Instead of aggression, I felt hope—something missing from German politics for too long. Until now, the AfD's rise has felt inevitable. Mainstream parties have responded by chasing the same voters. Chancellor Friedrich Merz has moved right on immigration and social issues, using dog-whistle language while cutting social funding and boosting military spending. Yet the AfD has only grown stronger.

Grassroots Ground Game

What struck me most was Widersetzen's ground game. For months before the conference, activists went door to door, speaking with residents and building alliances with community groups—exactly the shoe-leather politics that mainstream parties have neglected in the east. These efforts paid off. After my blockade broke up, I walked through Erfurt with hundreds of protesters. People waved from windows and cheered us on. An older woman leaning on her garden fence, tears in her eyes, gave us the thumbs up.

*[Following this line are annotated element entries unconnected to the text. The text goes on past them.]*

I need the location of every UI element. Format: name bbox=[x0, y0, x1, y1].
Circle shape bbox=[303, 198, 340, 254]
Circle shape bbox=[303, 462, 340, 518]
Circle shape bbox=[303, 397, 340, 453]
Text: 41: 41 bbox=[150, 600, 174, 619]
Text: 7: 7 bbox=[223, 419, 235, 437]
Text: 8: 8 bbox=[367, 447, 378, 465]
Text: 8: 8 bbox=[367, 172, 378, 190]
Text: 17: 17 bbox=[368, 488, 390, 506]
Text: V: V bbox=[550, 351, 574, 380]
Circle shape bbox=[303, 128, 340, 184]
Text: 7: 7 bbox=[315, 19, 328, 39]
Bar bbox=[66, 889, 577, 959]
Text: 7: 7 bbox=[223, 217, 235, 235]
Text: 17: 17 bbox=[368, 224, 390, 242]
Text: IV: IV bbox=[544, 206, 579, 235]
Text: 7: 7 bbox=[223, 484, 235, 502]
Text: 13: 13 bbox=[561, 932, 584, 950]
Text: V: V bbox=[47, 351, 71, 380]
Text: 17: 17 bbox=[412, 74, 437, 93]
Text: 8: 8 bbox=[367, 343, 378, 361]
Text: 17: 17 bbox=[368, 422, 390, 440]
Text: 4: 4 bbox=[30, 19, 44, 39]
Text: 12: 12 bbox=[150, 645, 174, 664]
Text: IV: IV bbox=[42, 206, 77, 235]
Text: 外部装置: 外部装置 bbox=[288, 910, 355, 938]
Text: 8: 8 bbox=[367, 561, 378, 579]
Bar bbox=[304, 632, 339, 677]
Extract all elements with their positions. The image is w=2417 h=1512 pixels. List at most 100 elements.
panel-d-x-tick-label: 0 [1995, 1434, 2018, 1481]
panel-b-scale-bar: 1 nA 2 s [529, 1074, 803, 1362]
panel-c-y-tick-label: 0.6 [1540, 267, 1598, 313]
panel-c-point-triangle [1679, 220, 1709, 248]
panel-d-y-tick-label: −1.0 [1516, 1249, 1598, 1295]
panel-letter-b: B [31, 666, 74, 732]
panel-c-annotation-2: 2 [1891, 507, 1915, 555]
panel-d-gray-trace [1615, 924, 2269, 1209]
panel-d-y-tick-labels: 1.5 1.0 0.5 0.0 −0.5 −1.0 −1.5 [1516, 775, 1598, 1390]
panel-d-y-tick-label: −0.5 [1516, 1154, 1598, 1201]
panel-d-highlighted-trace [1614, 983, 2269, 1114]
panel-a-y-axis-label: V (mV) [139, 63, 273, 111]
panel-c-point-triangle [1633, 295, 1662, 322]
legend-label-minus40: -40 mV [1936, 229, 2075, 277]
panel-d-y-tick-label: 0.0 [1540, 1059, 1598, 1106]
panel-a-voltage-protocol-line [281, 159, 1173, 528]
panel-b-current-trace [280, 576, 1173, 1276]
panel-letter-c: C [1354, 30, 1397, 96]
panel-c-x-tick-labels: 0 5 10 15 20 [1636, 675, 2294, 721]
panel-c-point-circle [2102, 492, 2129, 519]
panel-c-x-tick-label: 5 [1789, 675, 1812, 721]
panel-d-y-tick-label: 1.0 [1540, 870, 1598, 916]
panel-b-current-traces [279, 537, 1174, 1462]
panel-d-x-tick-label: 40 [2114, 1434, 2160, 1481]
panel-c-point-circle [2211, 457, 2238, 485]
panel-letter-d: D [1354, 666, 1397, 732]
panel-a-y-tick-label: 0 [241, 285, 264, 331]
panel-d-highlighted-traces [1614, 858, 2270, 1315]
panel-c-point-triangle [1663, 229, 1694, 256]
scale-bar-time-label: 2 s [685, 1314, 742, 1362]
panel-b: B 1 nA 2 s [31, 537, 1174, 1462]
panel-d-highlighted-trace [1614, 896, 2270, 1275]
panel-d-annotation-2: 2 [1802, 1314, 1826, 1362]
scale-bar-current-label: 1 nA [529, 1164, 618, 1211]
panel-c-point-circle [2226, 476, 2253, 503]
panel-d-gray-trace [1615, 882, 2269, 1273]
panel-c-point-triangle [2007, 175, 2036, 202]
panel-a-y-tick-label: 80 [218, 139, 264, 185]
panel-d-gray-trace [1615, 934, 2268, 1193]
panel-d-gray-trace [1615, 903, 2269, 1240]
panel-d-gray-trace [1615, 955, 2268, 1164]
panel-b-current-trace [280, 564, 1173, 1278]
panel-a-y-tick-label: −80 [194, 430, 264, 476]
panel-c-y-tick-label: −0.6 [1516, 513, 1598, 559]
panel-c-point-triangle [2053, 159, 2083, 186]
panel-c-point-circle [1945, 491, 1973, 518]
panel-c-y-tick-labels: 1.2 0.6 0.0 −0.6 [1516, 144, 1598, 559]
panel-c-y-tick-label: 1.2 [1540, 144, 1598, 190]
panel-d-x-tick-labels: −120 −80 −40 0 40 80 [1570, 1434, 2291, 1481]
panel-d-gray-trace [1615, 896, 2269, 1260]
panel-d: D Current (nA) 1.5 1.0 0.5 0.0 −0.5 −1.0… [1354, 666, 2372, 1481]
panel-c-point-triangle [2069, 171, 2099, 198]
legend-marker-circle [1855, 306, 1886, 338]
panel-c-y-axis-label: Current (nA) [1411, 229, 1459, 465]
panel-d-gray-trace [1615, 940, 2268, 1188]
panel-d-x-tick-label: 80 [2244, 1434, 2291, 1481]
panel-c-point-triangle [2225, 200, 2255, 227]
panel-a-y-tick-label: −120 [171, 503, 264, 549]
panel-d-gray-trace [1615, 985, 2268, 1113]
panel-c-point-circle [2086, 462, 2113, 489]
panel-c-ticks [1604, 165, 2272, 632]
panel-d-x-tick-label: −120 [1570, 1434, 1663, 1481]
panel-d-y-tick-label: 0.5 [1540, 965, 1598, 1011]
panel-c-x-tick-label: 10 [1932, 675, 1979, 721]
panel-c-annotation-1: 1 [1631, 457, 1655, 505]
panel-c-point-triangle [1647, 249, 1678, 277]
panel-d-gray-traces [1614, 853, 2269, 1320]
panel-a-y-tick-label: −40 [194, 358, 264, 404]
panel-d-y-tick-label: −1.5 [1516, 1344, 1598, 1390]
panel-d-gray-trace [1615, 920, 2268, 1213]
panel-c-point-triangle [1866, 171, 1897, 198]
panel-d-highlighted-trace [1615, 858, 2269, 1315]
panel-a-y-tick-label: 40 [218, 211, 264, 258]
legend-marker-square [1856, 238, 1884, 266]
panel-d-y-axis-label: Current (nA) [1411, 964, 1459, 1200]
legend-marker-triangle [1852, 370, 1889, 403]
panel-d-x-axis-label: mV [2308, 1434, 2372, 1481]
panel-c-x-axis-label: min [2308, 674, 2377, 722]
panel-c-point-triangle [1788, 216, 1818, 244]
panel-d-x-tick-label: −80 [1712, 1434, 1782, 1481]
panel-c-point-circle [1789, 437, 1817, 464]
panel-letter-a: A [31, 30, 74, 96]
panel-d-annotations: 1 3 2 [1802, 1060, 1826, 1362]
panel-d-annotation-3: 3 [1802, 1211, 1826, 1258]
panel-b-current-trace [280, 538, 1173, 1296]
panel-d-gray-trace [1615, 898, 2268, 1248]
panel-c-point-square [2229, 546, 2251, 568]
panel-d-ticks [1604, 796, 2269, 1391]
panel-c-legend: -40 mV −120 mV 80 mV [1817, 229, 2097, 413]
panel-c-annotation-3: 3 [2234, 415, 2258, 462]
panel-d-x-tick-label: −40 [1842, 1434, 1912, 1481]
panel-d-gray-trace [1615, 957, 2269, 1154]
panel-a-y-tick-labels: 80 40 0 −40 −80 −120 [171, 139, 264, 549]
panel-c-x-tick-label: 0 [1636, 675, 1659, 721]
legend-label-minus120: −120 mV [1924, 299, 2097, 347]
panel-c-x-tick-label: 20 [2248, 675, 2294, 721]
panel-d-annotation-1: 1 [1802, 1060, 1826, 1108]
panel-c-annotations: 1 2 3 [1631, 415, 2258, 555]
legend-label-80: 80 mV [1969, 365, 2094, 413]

In the heartland of the AfD, we felt like the majority.

A Fightback Begins

Widersetzen didn't stop the AfD conference—delegates slipped into the convention centre before dawn. But the movement achieved something mainstream parties have failed to do: convince thousands of ordinary people that democracy is something you have to put your body on the line for. It won't be enough on its own to stop the AfD. But after years of the far right's seemingly inevitable rise, this felt like the beginning of the fightback.